Но — Зика, Зика! Зинаида Константиновна Шишова! Вот какова она! Вот каковы мы все! И я снова слышу ее певучий голосок: «Мы никогда не изменим революции. Правда, львенок?»

В ту весну мы надолго расстались с Шишовой.

Как-то позже Боря прочитал мне письмо, полученное им от Зики, в письме было стихотворение, названное «Послание к друзьям»:

Город милый, город южный, Слезы капают с пера. Здесь ли мы семьею дружной Проводили вечера, Здесь ли мы на зов акаций Выходили из ворот, На манящий шелест платья, На головки поворот… Здесь мы пили и гуляли, Ночью плакали тайком И любовные печали Утоляли коньяком… Ты, Олеша вдохновенный, Рыцарь маленьких актрис, Почитатель неизменный Золотых Фиордализ! Эмигрант страны персидской, Обрусевший в этот раз, Милый Эдуард Багрицкий, Как же я покину вас! Все стихи и всех поэтов Знающий наперечет, О, объехавший полсвета Этикетов звездочет! Или со стрелой Эроса Ты, всех женщин впереди Розу нежную Пафоса Возрастившая в груди; Знаменитая певунья И — за правду не сердись — Ослепительная лгунья Аделина Адалис… У себя, на светлом юге, Память к прошлому храня, Вы бокал последний, други, Подымайте за меня.

Осенью этого же года, заодно со стаями озябших галок, я стал носиться на тачанке по сырым степям Одесщины. Шла борьба за хлеб, за середняка, за незаможника. В этих тревожных сиротливых разъездах юному борцу против кулацкого засилья больше всего хотелось горячего борща и вареников. На селе все это было, и нужно только было уметь веселым бойцам продотряда расположить к себе хозяйку того или другого хутора.

За бескрайней черноморской степью, пахнущей разрытым черноземом паров и холодным ветром, за оврагами, поросшими будяками, за оврагами-ярами синел бандитский в ту пору Савранский лес. Там, в какой-то Лесной коммуне; на окраине большого полумолдаванского села, жила со своим мужем комиссаром Зика Шишова. В письмах к Боре она приглашала и меня навестить ее, но мне так и не удалось побывать за тем лесом: наш отряд отсекло начавшееся в районе кулацкое восстание, поддержанное немцами-колонистами. Полумолдаванское, полунемецкое село с длинным смешным названием Валегоцулово, как ни приманивало к себе, оставалось недосягаемым.
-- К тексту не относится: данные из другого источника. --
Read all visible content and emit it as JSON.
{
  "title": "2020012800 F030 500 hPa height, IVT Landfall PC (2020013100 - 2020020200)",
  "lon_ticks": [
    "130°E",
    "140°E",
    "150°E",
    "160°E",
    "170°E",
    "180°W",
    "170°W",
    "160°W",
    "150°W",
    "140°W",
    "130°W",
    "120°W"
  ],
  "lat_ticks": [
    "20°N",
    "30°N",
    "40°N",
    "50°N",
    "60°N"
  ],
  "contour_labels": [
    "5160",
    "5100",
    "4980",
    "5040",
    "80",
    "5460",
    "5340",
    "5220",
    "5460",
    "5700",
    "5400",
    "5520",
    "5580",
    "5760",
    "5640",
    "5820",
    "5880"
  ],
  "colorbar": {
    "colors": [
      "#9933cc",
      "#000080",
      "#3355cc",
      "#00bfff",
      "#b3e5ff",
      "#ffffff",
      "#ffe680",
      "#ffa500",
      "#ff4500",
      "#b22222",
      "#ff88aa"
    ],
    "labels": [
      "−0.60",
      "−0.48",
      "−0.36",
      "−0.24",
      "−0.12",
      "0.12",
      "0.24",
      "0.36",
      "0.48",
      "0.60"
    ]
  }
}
Стыдно сказать, но мы и в самом деле едва унесли свои шкуры. Мы едва поспевали кормить коней.

На одной из коротких и беглых ночевок в степи, под вонючим кожухом, общим с чубатым молдаванином Костой, недавним бойцом отряда Котовского, я узнал то, что давно не давало мне покоя, — судьбу Стивки Локоткова.

Все началось с того, что измученный, усталый, сонный Коста Сахно вдруг пробормотал у меня над ухом:

— Ото повстання… повстання… а ей-бо, е разны повстання. А шо — не так? Вот ты грамотный…

Сахно был сам из Валегоцулова — каково же было ему чуять дым своего селения и не сметь войти туда! И он стал вспоминать о том, как в Одессе котовцам помогал повстанческий отряд в самом городе; он восхищался бесстрашием хлопцев этого отряда. Оказывается, там были и фабричные и грамотные — вроде меня.